Aged care facilities left waiting for vaccines amid confusion over rollout

Aged care facilities left waiting for vaccines amid confusion over rollout

“It would help us enormously if we knew which aged care facilities had received the vaccine. It would really assist us, just in terms of our own planning projections.

“We don’t want to see vials of doses sitting there without being distributed.”

Health Minister Brad Hazzard said he had reports of aged care residents sitting, waiting for the vaccine since the roll-out began.

“Aged care residents… who have other health issues have been stressed beyond belief in the last 12 months,” he said.


“It would be helpful if there was clarity and certainty and actual delivery… so they don’t have their grief and anguish added to. So I think there’s a lot of work to be done on that front.”

There are two coronavirus vaccines approved for use in Australia: the Pfizer vaccine, which is already being administered to priority groups, and the AstraZeneca vaccine, which will be given to most of the Australian population.

NSW has administered 14,600 Pfizer vaccines to frontline workers in phase 1a of the rollout through its hospital vaccination hubs, including two thirds of the state’s 6500 quarantine workers.

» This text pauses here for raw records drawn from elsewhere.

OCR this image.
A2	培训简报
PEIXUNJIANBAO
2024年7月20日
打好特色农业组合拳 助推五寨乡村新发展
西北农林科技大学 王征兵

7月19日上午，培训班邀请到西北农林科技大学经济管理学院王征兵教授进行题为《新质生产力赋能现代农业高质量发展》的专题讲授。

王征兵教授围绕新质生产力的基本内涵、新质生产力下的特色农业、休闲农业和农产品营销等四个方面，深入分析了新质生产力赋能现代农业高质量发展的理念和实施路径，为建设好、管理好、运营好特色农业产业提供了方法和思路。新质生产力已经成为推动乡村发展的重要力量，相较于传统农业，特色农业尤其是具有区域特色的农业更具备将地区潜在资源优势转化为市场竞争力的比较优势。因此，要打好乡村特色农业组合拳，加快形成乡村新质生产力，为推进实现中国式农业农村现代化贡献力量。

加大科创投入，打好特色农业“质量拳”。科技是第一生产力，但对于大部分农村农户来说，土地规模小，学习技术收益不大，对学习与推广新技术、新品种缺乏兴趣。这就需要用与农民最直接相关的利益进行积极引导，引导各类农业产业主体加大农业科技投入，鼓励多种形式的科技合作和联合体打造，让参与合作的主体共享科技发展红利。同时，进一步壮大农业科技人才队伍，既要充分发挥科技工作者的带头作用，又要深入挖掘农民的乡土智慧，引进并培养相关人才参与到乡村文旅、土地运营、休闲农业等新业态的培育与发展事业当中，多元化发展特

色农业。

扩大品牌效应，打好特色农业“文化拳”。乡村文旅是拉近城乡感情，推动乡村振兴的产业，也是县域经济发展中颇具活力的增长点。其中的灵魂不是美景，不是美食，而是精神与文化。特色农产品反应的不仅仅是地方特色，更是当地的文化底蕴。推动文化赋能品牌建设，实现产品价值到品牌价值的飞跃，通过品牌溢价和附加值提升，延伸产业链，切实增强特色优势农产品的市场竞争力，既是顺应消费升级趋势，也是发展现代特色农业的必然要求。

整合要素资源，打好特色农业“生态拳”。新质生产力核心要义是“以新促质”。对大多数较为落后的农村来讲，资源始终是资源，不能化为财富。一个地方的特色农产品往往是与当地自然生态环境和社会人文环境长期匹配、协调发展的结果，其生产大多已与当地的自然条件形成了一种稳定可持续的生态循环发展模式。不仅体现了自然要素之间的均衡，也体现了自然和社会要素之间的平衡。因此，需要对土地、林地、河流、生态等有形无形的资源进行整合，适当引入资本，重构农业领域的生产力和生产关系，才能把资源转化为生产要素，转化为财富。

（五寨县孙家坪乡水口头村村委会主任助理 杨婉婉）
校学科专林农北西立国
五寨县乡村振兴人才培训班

The state is expected to hit 15,000 vaccinations by the end of Wednesday.

Mr Hazzard said authorities had expected to rely on the Pfizer vaccine for the first two phases of the rollout.

However, the arrival of 300,000 AstraZeneca doses at the weekend had resulted in added supply for early groups, with the first doses to be given next Wednesday.

“I must say, as Health Minister, my view is that we should be doing everything possible to roll out what now appears to be available in vast quantities, and that is AstraZeneca,” he said.

While NSW is administering vaccines to frontline workers through its hospital vaccination hubs, aged care staff and residents included in this stage are being vaccinated by the federal government.

The Premier and Health Minister said they first learnt the federal government had decided to use ADF personnel to administer vaccinations in the aged care sector in media reports on Tuesday.

“It would be really helpful if we were now given a letter of confirmation of what was apparently given to the media yesterday, and a plan and schedule to understand exactly how the ADF are going to work in NSW,” Mr Hazzard said.

Ms Berejiklian said she appreciated the complexity of sharing information when rolling out a national vaccine, but she would be raising the issue at national cabinet on Friday.

She also confirmed her government had suggested the Service NSW app for use as a vaccine passport, to ensure NSW citizens were not held back by other states.

“We’re always open to considering incentives that our state might offer which other states may choose not to offer, because we have had a bit of a different pathway to dealing with COVID.”

NSW recorded no new local coronavirus cases for the 45th consecutive day on Wednesday. There were six cases recorded in hotel quarantine, and 17,047 tests in the latest reporting period.